Dersim Kültür ve Dayanışma Derneği ve Demokratik Alevi Dernekleri (DAD) İzmir Şubesi öncülüğünde İnsan Hakları Derneği (İHD), Sosyalist Meclisler Federasyonu (SMF) ve Halkların Demokratik Partisi (HDP), Dersim’de 13 Haziran tarihinde zırhlı aracın çarpması sonucunda 92 yaşındaki Ali Sezer’in yaşamını yitirmesine tepki gösterdi.
İHD İzmir Şube binasında gerçekleştirilen basın açıklamasını kurumlar adına DAD İzmir Şube Eşbaşkanı Hüseyin Ozan yaptı.
“VİCDANIMIZDA KAZA DEĞİL CİNAYETTİR”
“Özellikle son yıllarda neredeyse bütün Kürt kentlerinde zırhlı araçların karıştığı ve onlarca kişinin yaşamına mal olup onlarcasının yaralanmasına neden olan vakalar, toplumsal vicdanımızda kaza değil cinayet olarak yankısını bulmaktadır” diye vurgulayan Ozan şunları belirtti:
“Sistematik göçertme politikalarıyla adeta insansızlaştırılan ve küçük bir kasaba ölçeğini aşmasına fırsat verilmeyen kentimizde yaşanan çok yönlü şiddet politikalarına zırhlı araç cinayetleri de eklenmiş bulunmaktadır. Tüm giriş çıkışları hareketli ve beton bariyerlerle kapatılan, tüm tepelerine kalekollar kurularak süreklilik arz eden bir kuşatma altında tutulan kentimiz yaşanamaz bir hale getirilmiştir. Küçük bir kasaba ölçeğindeki kentimizde neredeyse her köşe başına bir zırhlı araç konmuş, kent insanların yaşam alanı olmaktan çıkarılmış adeta bir garnizona çevrilmiştir. Özellikle son yıllarda neredeyse bütün Kürt kentlerinde zırhlı araçların karıştığı ve onlarca kişinin yaşamına mal olup onlarcasının yaralanmasına neden olan vakalar, toplumsal vicdanımızda kaza değil cinayet olarak yankısını bulmaktadır. Zırhlı araç vakalarını Kürt halkını hedef alan ve sürekli tırmandırılan nefret söylemlerinden ayrı düşünemiyoruz. Bölge trafiğinde zırhlı araçların agresif, saldırgan bir tarzda kullanıldığı, sürekli tehlike yarattığı yıllardan beri dillendirilmekteydi. Gelinen noktada ise bu agresif davranışlar can alan bir boyuta taşınmış ve yaşlı, genç daha da acısı çocuk yaştaki pek çok insanımız yaşamını yitirmiştir. ”

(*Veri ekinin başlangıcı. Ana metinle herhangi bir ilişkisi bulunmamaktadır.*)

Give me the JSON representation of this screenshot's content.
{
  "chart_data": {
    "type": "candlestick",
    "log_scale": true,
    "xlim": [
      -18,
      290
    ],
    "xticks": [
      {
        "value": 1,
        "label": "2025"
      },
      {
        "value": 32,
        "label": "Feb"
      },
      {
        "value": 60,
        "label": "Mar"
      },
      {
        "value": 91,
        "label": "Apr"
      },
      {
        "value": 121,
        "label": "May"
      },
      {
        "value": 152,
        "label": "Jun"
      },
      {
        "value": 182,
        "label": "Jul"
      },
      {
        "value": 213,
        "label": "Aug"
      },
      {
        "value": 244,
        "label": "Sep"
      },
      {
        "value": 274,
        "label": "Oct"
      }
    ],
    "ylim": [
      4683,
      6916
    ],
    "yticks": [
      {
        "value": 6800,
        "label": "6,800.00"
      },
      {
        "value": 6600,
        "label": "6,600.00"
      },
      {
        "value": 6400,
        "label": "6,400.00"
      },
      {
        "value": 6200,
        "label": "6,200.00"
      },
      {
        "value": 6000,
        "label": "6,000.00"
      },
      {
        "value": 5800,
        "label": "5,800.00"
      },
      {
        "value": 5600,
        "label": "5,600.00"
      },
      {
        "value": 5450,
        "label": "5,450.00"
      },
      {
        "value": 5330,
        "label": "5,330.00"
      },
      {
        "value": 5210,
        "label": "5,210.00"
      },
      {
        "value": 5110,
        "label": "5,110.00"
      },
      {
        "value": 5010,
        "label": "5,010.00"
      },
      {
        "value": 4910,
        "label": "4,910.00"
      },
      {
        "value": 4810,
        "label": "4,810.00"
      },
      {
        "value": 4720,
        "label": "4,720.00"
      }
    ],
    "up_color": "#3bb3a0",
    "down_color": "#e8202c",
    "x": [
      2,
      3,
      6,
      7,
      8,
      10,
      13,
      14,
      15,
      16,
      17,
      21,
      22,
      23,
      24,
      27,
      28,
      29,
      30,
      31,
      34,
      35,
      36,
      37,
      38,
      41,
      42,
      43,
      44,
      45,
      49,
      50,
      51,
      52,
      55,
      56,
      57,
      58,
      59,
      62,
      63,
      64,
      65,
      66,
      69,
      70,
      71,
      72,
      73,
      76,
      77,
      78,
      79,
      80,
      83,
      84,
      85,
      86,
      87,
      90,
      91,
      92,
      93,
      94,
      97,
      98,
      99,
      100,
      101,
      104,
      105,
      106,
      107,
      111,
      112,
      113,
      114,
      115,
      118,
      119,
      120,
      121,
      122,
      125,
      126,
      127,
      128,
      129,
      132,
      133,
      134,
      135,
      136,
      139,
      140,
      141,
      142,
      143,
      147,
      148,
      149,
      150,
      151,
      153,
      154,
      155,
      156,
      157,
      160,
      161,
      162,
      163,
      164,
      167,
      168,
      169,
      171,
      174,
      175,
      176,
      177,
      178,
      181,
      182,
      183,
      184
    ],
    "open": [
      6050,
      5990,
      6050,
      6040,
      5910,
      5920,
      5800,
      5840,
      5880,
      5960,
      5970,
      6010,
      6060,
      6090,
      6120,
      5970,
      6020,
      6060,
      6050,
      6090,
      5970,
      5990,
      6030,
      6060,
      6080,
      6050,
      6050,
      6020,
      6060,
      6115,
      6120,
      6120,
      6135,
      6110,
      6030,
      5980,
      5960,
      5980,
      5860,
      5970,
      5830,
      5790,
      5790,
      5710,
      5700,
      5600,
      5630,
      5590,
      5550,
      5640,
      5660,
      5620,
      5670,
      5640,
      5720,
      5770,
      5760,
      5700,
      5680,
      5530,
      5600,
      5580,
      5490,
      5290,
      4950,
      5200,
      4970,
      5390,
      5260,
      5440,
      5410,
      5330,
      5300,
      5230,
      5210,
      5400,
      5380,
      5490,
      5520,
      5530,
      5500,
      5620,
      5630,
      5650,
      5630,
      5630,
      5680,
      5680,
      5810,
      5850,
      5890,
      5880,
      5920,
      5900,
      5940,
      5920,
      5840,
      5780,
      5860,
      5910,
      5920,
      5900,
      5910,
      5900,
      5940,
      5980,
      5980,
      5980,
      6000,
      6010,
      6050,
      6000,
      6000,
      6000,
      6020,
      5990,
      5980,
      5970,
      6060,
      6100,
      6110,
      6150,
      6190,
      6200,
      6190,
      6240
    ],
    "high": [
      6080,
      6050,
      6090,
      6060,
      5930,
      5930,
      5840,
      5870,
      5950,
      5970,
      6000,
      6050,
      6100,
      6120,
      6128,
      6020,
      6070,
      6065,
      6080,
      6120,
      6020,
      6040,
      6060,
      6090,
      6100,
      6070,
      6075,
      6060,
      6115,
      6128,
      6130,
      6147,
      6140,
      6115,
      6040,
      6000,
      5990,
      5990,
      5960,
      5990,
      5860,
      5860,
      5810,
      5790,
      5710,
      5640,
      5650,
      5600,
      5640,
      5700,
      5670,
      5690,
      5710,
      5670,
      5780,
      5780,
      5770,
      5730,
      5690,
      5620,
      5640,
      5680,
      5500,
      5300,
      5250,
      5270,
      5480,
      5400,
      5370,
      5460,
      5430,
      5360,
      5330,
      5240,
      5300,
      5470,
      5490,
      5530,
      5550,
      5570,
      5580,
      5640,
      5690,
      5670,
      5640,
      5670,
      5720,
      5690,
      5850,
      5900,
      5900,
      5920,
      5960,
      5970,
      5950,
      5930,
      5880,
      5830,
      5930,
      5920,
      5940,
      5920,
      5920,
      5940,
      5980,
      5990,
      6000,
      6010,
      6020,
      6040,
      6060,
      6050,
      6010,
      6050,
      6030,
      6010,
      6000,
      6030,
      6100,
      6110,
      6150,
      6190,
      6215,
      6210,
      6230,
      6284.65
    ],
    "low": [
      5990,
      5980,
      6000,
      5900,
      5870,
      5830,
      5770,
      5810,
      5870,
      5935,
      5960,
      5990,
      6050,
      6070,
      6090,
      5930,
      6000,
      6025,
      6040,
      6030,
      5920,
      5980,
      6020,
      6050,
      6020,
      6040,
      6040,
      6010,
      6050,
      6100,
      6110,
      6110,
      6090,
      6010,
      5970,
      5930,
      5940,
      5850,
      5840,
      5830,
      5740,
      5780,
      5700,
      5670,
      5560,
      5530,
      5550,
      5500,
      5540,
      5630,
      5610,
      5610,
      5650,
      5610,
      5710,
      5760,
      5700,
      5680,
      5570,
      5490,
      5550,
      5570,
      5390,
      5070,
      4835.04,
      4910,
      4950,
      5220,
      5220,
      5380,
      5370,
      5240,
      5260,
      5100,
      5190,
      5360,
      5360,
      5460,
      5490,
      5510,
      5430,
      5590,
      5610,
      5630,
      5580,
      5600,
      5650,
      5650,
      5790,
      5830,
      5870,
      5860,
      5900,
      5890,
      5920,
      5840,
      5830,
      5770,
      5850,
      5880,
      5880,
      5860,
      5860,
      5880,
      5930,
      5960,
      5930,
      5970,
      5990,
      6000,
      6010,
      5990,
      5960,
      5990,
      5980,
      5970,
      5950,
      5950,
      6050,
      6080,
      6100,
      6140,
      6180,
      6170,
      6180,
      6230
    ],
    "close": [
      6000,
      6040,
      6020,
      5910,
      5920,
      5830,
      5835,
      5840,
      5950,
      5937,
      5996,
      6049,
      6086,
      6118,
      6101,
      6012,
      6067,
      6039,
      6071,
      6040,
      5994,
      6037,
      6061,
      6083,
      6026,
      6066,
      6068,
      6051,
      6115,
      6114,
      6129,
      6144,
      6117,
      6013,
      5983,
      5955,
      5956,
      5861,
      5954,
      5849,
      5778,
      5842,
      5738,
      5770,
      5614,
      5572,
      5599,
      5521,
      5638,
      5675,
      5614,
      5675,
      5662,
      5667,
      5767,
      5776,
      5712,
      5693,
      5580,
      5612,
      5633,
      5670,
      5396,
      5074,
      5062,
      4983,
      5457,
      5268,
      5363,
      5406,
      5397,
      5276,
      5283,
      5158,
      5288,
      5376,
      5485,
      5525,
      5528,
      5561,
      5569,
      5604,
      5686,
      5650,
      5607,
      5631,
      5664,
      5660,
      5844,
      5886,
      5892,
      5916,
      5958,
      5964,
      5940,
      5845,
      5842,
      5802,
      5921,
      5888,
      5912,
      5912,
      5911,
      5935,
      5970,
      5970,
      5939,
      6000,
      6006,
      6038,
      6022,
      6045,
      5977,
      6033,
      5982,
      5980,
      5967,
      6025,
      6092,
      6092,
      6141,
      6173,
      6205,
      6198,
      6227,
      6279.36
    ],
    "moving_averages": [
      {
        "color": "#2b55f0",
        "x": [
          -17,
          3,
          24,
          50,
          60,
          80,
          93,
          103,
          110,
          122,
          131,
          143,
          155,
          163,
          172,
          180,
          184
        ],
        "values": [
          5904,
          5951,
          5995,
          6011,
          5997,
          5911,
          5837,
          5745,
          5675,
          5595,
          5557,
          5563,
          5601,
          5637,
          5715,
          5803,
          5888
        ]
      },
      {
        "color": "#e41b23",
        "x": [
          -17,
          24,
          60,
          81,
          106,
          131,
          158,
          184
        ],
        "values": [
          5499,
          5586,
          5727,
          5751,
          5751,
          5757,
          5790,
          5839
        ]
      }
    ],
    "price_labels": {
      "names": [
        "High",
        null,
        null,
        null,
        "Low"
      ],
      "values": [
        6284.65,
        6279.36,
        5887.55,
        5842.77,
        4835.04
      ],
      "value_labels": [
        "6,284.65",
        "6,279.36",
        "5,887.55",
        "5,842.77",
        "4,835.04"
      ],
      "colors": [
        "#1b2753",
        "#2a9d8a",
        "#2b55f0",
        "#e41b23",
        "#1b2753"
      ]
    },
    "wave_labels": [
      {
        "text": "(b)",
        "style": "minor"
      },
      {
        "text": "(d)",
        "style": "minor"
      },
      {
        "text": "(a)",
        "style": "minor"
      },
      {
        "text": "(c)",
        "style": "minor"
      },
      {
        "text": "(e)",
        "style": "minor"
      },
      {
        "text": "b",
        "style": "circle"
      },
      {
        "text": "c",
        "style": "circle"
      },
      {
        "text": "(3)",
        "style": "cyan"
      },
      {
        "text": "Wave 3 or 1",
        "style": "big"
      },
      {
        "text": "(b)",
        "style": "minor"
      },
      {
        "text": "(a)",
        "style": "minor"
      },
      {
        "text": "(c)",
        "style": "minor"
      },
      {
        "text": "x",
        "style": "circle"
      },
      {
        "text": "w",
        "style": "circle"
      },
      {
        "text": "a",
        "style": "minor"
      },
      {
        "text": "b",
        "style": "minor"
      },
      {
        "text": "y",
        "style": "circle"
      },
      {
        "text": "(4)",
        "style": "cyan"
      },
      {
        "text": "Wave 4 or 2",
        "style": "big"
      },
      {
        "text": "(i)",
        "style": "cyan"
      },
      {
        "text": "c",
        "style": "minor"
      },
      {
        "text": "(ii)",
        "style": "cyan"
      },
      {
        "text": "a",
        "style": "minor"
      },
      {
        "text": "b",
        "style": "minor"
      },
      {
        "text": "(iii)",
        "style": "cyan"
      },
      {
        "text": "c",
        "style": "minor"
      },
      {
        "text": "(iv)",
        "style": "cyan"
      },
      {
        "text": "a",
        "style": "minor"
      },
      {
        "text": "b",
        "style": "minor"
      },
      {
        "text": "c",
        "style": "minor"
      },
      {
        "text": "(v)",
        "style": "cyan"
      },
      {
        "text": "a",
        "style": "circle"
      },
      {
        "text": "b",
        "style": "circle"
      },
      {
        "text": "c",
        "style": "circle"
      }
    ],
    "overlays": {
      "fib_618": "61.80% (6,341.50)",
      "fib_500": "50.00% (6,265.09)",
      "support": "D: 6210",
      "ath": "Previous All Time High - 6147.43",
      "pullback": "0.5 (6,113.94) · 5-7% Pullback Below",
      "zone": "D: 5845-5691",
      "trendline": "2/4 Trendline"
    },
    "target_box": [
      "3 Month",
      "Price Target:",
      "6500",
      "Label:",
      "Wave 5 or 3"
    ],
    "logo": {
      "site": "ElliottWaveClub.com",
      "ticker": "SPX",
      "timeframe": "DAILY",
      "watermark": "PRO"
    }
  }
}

“MAHKEME SÜRECİ BİR AN ÖNCE GERÇEKLEŞMELİ”
Dersim’de ve bölgede peş peşe yaşanan, onlarca can alan bu vakaların şüpheyle karşılandığını ve kaza olarak algılanmadığını dile getiren Ozan mahkeme sürecinin bir an önce gerçekleştirilmesi çağrısında bulunarak şunları söyledi:
“Gerilim ve şiddetten medet uman politikalarla yaratılan sayısız travmaya bu vakalarla yenileri eklenmiştir. Ülkenin en temel sorunu niteliğinde olan Kürt meselesine güvenlikçi yaklaşımlar bu ve benzer birçok olumsuz sonuca yol açmaktadır. Kürt bu ülkenin gerçeğidir, vatandaşıdır. Kırk yıldan beri sürdürülen ve son yıllarda daha da derinleştirilen şiddet politikaları sadece ve sadece yıkımlara yol açmıştır. Demokratik ve barışçıl politikalar bu yıkım sarmalından çıkmanın tek yoludur. Daha fazla ölüm ve yıkım istemiyoruz. Kentimizde ve bölgede peş peşe yaşanan, onlarca can alan bu vakalar şüpheyle karşılanmakta, kaza olarak algılanmamaktadır. Kısa bir zaman diliminde zırhlı araç çarpmaları sonucu, Dersim merkezde Naciye Özdemir anamız yaşamını yitirmiş, ardından Hasan Hüseyin Çimen canımız ağır biçimde yaralanmış, en son ise Ali Sezer adlı kamilimiz yaşamını yitirmiştir. Bu vakalar vicdanlarımızı kanatmış, halkımızı acıya boğmuştur. Öncelikle bu gerilimin düşürülmesi için şiddet politikalarının terk edilerek diyalog kapılarının aralanması çağrısında buluyor, bu vakalarla ilgili samimi ve vicdanlarda yankısını bulacak bir soruşturma ve mahkeme sürecinin gerçekleştirilmesi beklentisi içinde olduğumuzu belirtiyoruz.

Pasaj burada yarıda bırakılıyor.